Hebe só não foi o primeiro rosto na estreia da TV, cantando o difícil e ufanista hino criado pelo poeta paulista Guilherme de Almeida, porque no dia da gravação preferiu ficar nos braços de Luís Ramos em Santos. (A honra, então, coube à sua amiga Lolita Rodriguez.)
É esse amor pela vida, com uma dose certeira de senhora do seu destino, o que marca a minissérie do começo ao fim, mesmo em meio aos duros embates que, poucos sabem, Hebe travou contra a censura.
É a Hebe dos bastidores, e não apenas a do famoso sofá, exposta em sua vida pessoal, que entra em cena no roteiro de Carolina Kotscho (filha do jornalista Ricardo Kotscho e autora do bem-sucedido “Os dois filhos de Francisco”, que narrou a saga de Zezé de Camargo e Luciano).
A direção é de Maria Clara Abreu e a direção artística, de Maurício Farias, casado com a atriz Andrea Beltrão, que interpreta Hebe e busca imprimir não semelhança física, mas emoção ao personagem em sua fase adulta; a Hebe adolescente é Valentina Herzage.
Desde o primeiro aborto — do filho que teria de Luís Ramos (teria outros dois espontâneos mais tarde) — Hebe se dividiu entre realizar o desejo de sua mãe, que a queria como uma ‘respeitada dona de casa’ e o de ser uma estrela. Namorou e ganhou joias de Peppino Matarazzo, o primeiro filho do Conde Francisco Matarazzo, então o homem mais rico do Brasil. Ao término do namoro, devolveu as joias e fez questão de registrar o feito em cartório: não queria ser acusada pelos Matarazzo de haver seduzido Peppino por dinheiro.
A “Moreninha do Samba” decidiu se tornar loira seguindo o modelo das estrelas de cinema de Hollywood na qual se inspirava.

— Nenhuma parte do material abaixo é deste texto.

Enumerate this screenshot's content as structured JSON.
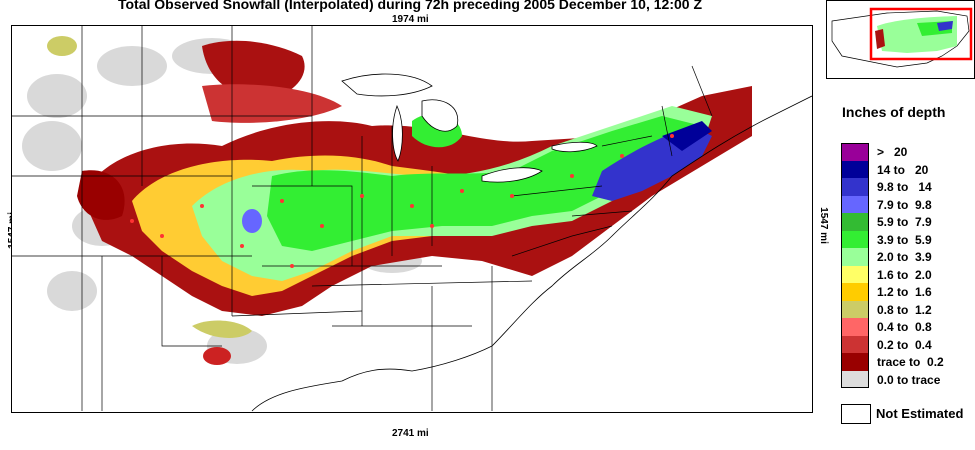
{
  "title": "Total Observed Snowfall (Interpolated) during 72h preceding 2005 December 10, 12:00 Z",
  "scale": {
    "top": "1974 mi",
    "bottom": "2741 mi",
    "left": "1547 mi",
    "right": "1547 mi"
  },
  "legend": {
    "title": "Inches of depth",
    "items": [
      {
        "label": ">   20",
        "color": "#990099"
      },
      {
        "label": "14 to   20",
        "color": "#000099"
      },
      {
        "label": "9.8 to   14",
        "color": "#3333cc"
      },
      {
        "label": "7.9 to  9.8",
        "color": "#6666ff"
      },
      {
        "label": "5.9 to  7.9",
        "color": "#33bb33"
      },
      {
        "label": "3.9 to  5.9",
        "color": "#33ee33"
      },
      {
        "label": "2.0 to  3.9",
        "color": "#99ff99"
      },
      {
        "label": "1.6 to  2.0",
        "color": "#ffff66"
      },
      {
        "label": "1.2 to  1.6",
        "color": "#ffcc00"
      },
      {
        "label": "0.8 to  1.2",
        "color": "#cccc66"
      },
      {
        "label": "0.4 to  0.8",
        "color": "#ff6666"
      },
      {
        "label": "0.2 to  0.4",
        "color": "#cc3333"
      },
      {
        "label": "trace to  0.2",
        "color": "#990000"
      },
      {
        "label": "0.0 to trace",
        "color": "#dddddd"
      }
    ],
    "not_estimated": "Not Estimated"
  }
}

Traindo a visão do primeiro diretor da televisão brasileira, Cassiano Gabus Mendes, de que seu rosto e seu corpo (peitos avantajados numa época em que o silicone não havia entrado na moda) não eram adequados ao veículo, ela acabaria se tornando símbolo da televisão. Chegou ao topo quando decidiu deixar tudo para trás e se casar com o empresário Décio Capuano (na minissérie, interpretado por Gabriel Braga Nunes), pai de seu único filho, Marcello (vivido brilhantemente por Caio Horowics). A vida doméstica, no entanto, duraria pouco.
Nos tempos do ie-ie-iê e da Jovem Guarda de Roberto Carlos, amigo e ídolo, Hebe era assediada por emissoras e a possibilidade de extraordinários ganhos a fez trocar um marido para quem lugar de mulher era em casa pelas luzes da TV Record de Paulo Machado de Carvalho. Brilhou como nunca.
Mas apesar de ter assinado seu primeiro contrato de trabalho aos 14 anos (ganhando independência financeira), Hebe não sabia ser independente dos homens. Com o empresário Lélio Ravagnani, viveu 29 anos, entre altos e baixos, tapas e beijos.
Da TV Record para o SBT, e deste para a Rede TV!, depois do retorno Hebe não parou mais. Tornou-se a garota-propaganda com maior faturamento do país — mais de US$ 100 milhões/ ano quando o real valia um dólar — e entrou de salto alto na defesa de aposentados e pensionistas contra o aumento que os constituintes se deram em 1987.
Mesmo sendo malufista declarada, atacou a corrupção. Fez mais: foi a primeira a debater as questões relacionadas à AIDS e levou para o seu sofá aqueles que chocavam a censura ainda resistente mesmo com o fim da ditadura militar – a exemplo da transsexual Roberta Close e a sempre e eternamente debochada Dercy Gonçalves, que mostrou os peitos no programa. Isso lhe valeu a demissão ao vivo na Band, então sob o comando de Walter Clark, que havia deixado a emissora dos Marinhos para cuidar da emissora dos Saad.
Hebe — a cara do Brasil e de suas contradições — foi mãe, matriarca e matrona da TV, o meio que ajudou o Brasil, hoje infelizmente fragmentado, a se conhecer e se unir.
É mais que apropriado que sua memória seja celebrada pela Globo.